Chapter 1 describes the beginning of the pandemic (Idiopathic Adolescent Acute Neurodegeneration, or IAAN) that first set off the economic and political chaos that serve as the backdrop for the rest of the story. Because the novel uses first-person point-of-view, the reader’s vantage point is Ruby’s, and the focus is on how the first appearances of IAAN seemed to a 9-year-old child attending elementary school. Bracken contrasts Ruby’s typical childhood concerns (“my own world of sunshine, ponies and my race car collection”) with the serious and frightening changes unfolding (3).

In these early chapters, there are some gaps in what is shared of Ruby’s memories, as well as some foreshadowing of what will later be important. At the end of Chapter 1, Ruby is still at home with her parents, wondering whether President Gray is afraid of the kids who survived IAAN. This mention of President Gray, as well as his anxieties about the survivor children, foreshadows both the government’s treatment of the Psi children, as well as Gray’s personal relationship with his own Psi son, Clancy, which will be examined in later chapters. At the beginning of Chapter 2, there is a jump in time: Ruby is being brought to Thurmond in a school bus, scared, alone, and in her pajamas, and the reader is not yet made aware of how this change in her life came to pass.

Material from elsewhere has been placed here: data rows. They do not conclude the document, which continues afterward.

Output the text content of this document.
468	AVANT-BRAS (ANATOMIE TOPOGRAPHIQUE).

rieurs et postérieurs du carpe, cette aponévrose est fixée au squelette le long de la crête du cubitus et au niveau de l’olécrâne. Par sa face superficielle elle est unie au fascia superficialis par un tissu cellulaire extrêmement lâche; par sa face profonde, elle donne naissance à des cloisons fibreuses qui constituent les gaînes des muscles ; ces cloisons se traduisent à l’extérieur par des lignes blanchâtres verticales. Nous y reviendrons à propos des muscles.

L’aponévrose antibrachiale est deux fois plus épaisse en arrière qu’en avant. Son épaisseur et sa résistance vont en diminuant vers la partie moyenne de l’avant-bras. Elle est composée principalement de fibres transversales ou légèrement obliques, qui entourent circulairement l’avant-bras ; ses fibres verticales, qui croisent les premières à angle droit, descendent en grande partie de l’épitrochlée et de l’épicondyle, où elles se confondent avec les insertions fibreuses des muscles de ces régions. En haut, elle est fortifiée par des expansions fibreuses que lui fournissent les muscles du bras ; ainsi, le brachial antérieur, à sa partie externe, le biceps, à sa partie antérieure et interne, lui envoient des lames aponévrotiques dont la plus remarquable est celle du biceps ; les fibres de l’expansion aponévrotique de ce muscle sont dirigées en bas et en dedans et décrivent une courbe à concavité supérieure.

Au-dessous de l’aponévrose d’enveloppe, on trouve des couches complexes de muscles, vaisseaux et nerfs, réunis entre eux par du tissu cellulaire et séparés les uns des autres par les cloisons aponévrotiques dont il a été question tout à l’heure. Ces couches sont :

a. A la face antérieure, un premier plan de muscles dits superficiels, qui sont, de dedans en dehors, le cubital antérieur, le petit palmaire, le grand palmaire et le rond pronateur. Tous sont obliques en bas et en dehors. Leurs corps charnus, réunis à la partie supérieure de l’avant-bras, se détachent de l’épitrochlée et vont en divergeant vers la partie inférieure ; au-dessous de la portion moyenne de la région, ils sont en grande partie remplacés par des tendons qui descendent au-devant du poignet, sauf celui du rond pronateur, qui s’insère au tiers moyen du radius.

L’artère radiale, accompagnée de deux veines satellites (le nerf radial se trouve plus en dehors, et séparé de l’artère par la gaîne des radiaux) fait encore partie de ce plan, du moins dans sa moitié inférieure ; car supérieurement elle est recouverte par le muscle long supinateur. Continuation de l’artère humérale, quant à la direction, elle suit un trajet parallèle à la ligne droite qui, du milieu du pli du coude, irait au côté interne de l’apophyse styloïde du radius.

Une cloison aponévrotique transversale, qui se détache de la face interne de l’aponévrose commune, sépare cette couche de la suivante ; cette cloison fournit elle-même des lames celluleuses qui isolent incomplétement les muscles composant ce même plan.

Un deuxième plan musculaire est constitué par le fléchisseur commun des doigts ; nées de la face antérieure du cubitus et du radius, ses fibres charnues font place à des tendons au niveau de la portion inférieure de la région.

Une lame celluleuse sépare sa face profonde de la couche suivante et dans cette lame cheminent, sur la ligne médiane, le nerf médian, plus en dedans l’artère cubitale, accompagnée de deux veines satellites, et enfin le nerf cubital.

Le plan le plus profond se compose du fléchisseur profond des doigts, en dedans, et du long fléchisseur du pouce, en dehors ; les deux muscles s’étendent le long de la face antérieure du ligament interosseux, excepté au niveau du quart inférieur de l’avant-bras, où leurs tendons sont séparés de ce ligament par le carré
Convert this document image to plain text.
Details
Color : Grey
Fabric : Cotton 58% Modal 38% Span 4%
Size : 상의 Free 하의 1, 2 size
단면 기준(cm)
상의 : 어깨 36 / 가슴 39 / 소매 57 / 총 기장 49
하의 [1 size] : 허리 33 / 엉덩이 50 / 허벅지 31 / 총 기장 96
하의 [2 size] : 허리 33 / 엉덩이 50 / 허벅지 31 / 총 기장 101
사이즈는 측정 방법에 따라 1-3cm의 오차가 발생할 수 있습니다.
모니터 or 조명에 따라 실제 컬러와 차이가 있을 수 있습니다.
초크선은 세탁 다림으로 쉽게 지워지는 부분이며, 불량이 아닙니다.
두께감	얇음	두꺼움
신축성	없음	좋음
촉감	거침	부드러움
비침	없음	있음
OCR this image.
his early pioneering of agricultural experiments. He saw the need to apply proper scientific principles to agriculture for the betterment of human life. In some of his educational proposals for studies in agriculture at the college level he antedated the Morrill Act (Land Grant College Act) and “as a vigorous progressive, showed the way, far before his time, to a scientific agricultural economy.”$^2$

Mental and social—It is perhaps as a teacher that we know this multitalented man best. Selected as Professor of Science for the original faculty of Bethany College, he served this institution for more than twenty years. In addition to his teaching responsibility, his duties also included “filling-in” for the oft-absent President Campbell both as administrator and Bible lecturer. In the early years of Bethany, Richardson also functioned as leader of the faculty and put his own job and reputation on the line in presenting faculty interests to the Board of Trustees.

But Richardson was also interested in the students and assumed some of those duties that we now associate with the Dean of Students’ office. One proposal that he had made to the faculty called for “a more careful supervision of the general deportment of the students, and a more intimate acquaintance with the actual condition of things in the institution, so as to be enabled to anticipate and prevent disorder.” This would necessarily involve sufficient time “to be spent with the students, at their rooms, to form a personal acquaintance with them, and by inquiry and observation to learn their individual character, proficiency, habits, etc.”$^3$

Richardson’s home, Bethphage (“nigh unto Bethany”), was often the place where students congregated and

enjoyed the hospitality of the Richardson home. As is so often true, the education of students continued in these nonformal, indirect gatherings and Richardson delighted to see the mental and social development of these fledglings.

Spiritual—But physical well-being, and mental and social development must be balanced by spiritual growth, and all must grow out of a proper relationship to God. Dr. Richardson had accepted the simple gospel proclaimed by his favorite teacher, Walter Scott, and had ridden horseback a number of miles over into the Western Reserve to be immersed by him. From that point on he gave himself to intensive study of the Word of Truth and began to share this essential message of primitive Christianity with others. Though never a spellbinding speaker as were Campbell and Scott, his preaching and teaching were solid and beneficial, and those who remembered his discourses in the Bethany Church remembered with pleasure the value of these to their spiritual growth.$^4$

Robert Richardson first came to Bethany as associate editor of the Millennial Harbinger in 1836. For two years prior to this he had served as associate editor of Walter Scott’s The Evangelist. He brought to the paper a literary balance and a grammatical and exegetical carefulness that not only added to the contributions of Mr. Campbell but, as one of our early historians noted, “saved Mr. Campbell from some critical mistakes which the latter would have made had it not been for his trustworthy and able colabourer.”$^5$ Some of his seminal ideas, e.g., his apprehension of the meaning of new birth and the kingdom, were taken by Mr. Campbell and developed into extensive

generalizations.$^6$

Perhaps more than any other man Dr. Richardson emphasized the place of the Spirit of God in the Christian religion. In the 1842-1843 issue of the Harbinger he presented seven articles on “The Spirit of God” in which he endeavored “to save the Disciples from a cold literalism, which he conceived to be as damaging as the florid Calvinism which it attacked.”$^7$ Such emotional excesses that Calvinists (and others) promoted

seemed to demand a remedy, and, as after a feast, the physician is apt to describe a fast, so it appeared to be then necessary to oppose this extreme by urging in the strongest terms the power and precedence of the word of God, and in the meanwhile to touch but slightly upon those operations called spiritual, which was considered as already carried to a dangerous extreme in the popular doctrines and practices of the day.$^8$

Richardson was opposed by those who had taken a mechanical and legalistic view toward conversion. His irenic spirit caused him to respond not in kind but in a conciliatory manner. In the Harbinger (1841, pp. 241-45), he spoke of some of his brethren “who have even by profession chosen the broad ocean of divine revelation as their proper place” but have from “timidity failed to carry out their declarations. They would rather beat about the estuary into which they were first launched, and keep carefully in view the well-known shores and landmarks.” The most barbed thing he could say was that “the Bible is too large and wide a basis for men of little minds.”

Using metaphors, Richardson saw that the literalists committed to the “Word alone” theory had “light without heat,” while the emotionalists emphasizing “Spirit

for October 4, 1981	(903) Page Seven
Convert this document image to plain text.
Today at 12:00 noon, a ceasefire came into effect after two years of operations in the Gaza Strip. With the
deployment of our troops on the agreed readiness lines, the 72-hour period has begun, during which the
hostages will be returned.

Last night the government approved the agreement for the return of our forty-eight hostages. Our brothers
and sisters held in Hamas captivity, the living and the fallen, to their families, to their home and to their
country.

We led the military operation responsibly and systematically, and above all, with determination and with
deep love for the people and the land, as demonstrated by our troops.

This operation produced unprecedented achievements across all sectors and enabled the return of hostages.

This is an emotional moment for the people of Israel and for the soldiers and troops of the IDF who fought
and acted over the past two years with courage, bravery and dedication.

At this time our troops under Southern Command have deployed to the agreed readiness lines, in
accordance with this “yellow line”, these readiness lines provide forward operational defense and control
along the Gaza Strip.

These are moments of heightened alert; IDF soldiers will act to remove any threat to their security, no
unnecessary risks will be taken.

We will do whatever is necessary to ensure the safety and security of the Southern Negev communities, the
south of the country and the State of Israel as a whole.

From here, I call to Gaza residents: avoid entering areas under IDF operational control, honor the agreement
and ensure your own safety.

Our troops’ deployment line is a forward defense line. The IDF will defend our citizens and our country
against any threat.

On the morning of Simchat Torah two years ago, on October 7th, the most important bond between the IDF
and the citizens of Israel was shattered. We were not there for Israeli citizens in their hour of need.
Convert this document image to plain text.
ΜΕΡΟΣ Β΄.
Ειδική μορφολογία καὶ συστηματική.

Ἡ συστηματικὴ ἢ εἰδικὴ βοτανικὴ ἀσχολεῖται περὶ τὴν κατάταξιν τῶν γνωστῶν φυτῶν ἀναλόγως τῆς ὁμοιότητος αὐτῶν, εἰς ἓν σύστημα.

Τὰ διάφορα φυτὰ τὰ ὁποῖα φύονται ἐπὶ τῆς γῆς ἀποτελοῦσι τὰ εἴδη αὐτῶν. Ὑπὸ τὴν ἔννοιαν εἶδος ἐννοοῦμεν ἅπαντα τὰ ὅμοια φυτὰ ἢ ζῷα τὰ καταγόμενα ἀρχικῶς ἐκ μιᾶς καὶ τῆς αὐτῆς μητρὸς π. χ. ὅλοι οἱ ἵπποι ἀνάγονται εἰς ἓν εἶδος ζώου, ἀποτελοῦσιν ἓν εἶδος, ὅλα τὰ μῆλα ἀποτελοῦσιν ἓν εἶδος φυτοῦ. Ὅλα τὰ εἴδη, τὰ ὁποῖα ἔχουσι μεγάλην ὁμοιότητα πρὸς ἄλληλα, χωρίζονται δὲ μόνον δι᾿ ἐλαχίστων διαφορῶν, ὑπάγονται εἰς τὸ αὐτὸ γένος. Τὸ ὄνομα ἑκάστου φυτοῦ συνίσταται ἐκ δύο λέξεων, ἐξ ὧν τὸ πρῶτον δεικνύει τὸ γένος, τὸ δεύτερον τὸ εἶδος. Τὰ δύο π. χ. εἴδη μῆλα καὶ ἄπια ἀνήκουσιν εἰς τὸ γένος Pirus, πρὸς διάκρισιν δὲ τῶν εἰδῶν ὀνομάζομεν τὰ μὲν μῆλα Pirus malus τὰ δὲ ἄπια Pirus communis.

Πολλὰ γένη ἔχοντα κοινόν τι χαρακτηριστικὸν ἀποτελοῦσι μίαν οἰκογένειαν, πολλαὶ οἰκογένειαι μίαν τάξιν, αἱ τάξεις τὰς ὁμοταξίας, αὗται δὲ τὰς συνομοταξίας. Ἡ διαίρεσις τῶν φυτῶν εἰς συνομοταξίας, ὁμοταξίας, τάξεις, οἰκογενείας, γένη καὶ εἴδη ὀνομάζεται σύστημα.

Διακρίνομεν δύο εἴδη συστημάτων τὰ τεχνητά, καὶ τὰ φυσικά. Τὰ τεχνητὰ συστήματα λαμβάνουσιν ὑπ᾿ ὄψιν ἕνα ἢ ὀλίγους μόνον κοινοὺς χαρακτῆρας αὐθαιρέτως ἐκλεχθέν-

Chapters 2 and 3 work to establish what life at Thurmond is like for Ruby, as well as begin to provide the reader some major hints about the nature of Psi abilities. Bracken mentions the ability color categories—Blue, Green, Yellow, Red, and Orange—and establishes, in Chapter 2, that some categories are considered more dangerous than others. Ruby is able to observe Orange abilities from the example of the rebellious young man on the bus in Chapter 2. This allows her to understand and label herself Orange, even as she hides her ability. Yet at this point in the narrative, Bracken lets the reader find out gradually about the other abilities, giving information here and there that allows the reader to infer what they might entail.

Also told in Chapters 2 and 3 is the story of Ruby’s friendship with Sam over the years, which provides Ruby with some important motivation throughout the rest of the novel and adds another layer of foreshadowing. The experience of having been close to Sam, and then having erased herself from her own best friend’s memories, is presented as a motivating trauma for Ruby. To accidentally erase someone’s memories of her is her character’s greatest fear. She worries about it while interacting with characters she cares about throughout the rest of the story, particularly Liam, Chubs, and Zu. It permanently impacts her ability to connect with others.

Revealing the story of Ruby’s accidental erasure of Sam’s memories at the beginning of the novel also proves to be foreshadowing in two respects. It provides an early hint about what happened to bring Ruby to the camp to begin with—she similarly erased her own parents’ memories of her—and it is foreshadowing for the end of the novel, when Ruby feels she has no choice but to erase herself from Liam’s mind in order to protect him.